Gaia, of course, is the primordial earth goddess
– the ‘great mother’, grandmother, mother of the beginning, mother
of infancy, the mother who is there before time. Gaia returns
us to our source. But she began as an unmothered daughter. She
is earth, reminding us that matter is ‘rebellious, alive and eruptive’
(p.146). Gaia is ‘earth made invisible, earth become metaphor,
earth as the realm of the soul’. She is ‘nature moving toward
emergence in personal form’ (p.147) – belonging both in ge-ology
and psych-ology. She is primal, the Freudian id, sheer raw instinctual
energy, ever fertile, ever giving forth, but who cannot be subdued.
She is ‘for life but for ever-renewing life and so for life that
encompasses death’ (p.150). It is her nature to generate, bringing
forth variety, heterogeneity: she is the mother of gods and human
beings.
Artemis is strange, mysterious, remote, the ‘mercurial
queen of solitude’ (p.162), who expresses ‘the male fear of mature
femininity’ (p.163). She has been the youthful virgin forever,
and becomes the wise old woman. She is the wilderness, wild and
untamed. She is ‘connected to a fear of such radical solitude
and of unprotected confrontation with self’ (p.169). In her realm
(as distinct from Aphrodite’s) feelings do not issue in creative
expression or sexual involvement. She represents the unique areas
of the feminine experience – menstruation, conception, parturition,
nursing, menopause, death – and therein embodies a profound denial
of the world of patriarchy – a passionate, wild woman who loves
women.
‘And now you, Aphrodite’ (whom Christine Downing
addresses in the second person): ‘the one hardly spoken of’ and
viewed with suspicion during childhood; who has, through her physical
beauty and unfettered sexuality the power to lure one from one’s
chosen path; creatrix, life force, source of all reproductive
energy in the universe; nurturer of erotic relationship, and feelings;
who cannot be brought fully into consciousness until all the repressed
aspects are acknowledged; the only goddess willing to be seen
unclothed; who has a love that begets life, and a creative energy
that far transcends human sexuality; an enchantress who generates
love, not progeny.
So these goddesses helped Christine Downing come
to terms with relationships – Hera to mother and husband, Athene
to father, Ariadne to a lover, Artemis and Aphrodite to sister
and closest woman friends. The goddesses, as Nietzsche said, justify
life by living it themselves, ‘the only satisfactory theodicy
ever invented. Each goddess implies a different way of viewing
our own childhood – each whole, each very different, each true.’
(p.233)
A footnote: Christine Downing hardly mentions her
father. He does not appear until p.81. Perhaps the clues are [1]

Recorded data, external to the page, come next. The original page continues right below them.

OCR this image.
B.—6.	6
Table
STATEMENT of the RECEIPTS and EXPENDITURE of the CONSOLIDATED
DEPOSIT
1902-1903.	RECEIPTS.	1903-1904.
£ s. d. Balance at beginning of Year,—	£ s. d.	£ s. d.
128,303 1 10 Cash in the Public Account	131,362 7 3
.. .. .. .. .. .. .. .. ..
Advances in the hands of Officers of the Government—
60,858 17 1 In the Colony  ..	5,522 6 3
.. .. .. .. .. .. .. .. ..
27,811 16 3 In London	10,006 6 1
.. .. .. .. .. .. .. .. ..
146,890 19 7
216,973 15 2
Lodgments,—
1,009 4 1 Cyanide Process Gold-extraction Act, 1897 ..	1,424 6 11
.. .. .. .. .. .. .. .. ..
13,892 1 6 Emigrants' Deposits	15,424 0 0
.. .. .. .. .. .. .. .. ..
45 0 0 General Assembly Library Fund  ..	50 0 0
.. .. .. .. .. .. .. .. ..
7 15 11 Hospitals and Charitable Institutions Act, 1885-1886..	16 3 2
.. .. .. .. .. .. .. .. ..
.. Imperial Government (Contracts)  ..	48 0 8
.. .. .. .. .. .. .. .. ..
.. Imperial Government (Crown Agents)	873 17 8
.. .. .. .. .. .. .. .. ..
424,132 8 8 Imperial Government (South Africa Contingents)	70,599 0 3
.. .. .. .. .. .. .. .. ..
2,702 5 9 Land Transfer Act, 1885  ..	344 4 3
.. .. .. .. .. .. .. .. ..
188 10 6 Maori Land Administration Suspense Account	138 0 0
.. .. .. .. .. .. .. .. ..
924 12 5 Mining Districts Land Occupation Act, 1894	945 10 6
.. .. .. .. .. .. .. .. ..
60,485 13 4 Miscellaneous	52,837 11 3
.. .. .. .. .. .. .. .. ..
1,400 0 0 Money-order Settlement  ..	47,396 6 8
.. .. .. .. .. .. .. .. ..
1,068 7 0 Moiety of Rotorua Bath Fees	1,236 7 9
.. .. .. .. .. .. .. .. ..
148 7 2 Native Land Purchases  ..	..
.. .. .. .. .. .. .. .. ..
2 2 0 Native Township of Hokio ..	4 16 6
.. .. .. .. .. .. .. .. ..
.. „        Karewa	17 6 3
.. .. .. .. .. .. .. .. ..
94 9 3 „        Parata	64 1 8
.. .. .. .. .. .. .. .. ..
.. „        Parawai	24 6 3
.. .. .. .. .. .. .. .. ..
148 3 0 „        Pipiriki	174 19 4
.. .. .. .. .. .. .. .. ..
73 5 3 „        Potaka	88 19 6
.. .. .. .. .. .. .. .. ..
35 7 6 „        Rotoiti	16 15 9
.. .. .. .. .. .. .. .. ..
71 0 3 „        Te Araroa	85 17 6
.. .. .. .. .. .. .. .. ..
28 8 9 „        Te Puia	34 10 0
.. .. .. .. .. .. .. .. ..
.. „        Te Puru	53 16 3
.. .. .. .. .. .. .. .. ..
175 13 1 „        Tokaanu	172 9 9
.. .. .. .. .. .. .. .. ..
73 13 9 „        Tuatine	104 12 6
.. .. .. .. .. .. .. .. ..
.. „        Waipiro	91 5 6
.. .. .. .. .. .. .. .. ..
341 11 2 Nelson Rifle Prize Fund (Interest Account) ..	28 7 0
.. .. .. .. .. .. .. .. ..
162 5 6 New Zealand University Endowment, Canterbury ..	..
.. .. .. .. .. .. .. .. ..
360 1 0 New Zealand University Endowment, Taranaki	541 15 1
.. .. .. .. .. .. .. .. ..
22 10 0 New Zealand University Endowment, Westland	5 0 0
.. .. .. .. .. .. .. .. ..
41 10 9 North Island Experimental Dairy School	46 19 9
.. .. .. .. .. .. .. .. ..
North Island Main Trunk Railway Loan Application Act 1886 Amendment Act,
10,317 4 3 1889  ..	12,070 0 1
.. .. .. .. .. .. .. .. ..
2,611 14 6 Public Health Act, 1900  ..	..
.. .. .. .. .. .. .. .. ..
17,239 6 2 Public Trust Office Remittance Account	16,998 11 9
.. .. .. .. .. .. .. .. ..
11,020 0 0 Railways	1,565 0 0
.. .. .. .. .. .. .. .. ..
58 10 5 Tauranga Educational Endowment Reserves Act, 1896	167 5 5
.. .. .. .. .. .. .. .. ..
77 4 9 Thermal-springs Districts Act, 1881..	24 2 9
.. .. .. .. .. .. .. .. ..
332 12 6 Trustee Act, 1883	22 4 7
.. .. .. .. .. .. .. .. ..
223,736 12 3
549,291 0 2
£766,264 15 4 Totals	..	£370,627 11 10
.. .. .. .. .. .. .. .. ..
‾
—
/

she felt ‘abandoned’ by her father – a ‘child’s truth which the
adult in me has always denied since it was Hitler’s "fault",
not my father’s’ (p.222). So (?) [2] she goes through life willing
herself to love and be loved – a ‘dangerous’ (p.191) experience.
Her father deserted her, she and her husband divorced, she seems
to have had at least three or four special male lovers/friends,
but also many close women friends…
Two of the deepest lessons here are * ‘We don’t outgrow
the child within us’ (p.237) and * ‘Childhood remains within us
as the principle of deep life, of life always in harmony with
the possibility of new beginnings… When one dreams in depth
one is never finished beginning’ (p.244).